No 5 also turns seven today.
I have realized lately that my Catholic identity is as much a part of me as my eye color, my hairstyle, or the size of my backside. (I know that sounds crass, but let me explain) People don't have to be around me more than a minute or two before they know I am Catholic. I talk about my faith always. I am proud of my Catholic identity. I am fortunate enough to live in an area of our state that has a strong Catholic presence.
I have not always been this fortunate. When I was a child, I grew up in another town, in another state, where ours was one of perhaps 15 or 20 practicing Catholic families. Many times in high school I was asked why we worshiped statues or worshiped Mary. I didn't understand the question. Not only had I never worshiped anyone but the Trinity, there was such poor Catechism that I was not properly armed with the tools to defend my faith.
Though I have a lifetime of growing still to do, I have come so far.
Just yesterday I was able to defend the Catholic faith to two Jehovah's Witness believers who came to my doorstep. They wanted to talk to me about John 3:16 and how God can change people's life, they wanted to ask me if I knew why Jesus had to die, and tell me how there were many misconceptions about their religion.
I took that Bible from that JW man and turned to John Ch 6. I reminded him that in the Bible Jesus was very clear to say when something was a parable. I pointed out that in John Ch 6, when Christ is referring to His Body and Blood as true food that it does not say "the parable of the Eucharist". Over and over Jesus says that we Will Not have life within us if we do not eat His flesh and drink His blood.
Many times, many ways. Red letters.
Not a parable.
This, the Eucharist, is the source and summit of our faith and I was able to tell those JW guys about it. I took it a step further, I invited them to Mass. I told them that I understood what they meant when they said people believed misconceptions about their religion. (We don't worship statues people!)
They really really wanted me to take their Watchtower magazine. I told them that I would take it and although I wasn't planning on reading it, I would keep it on my table as a reminder to pray for unity. They decided not to leave it.
I could feel the Holy Spirit behind me cheering me on the whole time.
After I told them how I admired them for going door to door helping to spread their faith (something we can all learn from), I shook their hands and said goodbye and came back inside. My smile was all over my face, and although my weak knees were making a strange knocking sound, I thanked God aloud for the opportunity to be a "witness" to the Witnesses
This morning No 1 calls from college to wish her littlest sister a very happy birthday. She and her roommate had already been to Mass (6:30 a.m. people!!!) and would be going to class soon. Proud and amazed at my firstborn I asked if she was going to leave her ashes on all day. She made a sound that made me think she was considering wiping them off.

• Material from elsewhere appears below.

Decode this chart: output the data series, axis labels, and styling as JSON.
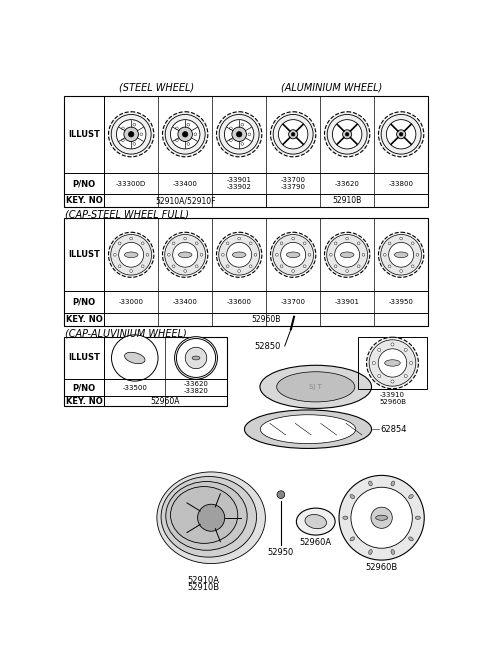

"You are a witness to your faith!" I encouraged her, "Today is the perfect opportunity to teach someone about the Lenten season."
She said, "Y'know, growing up in Catholic school, where everybody knew it was Ash Wednesday, went to Mass, got their ashes, and knew what Lent is.... I dunno, it's weird being in the minority," she admitted.
"Yes, now is the time in which you go out into the world sharing your faith."
Praying tonight that all my children will retain their strong Catholic identity and not be afraid to be a light in the world.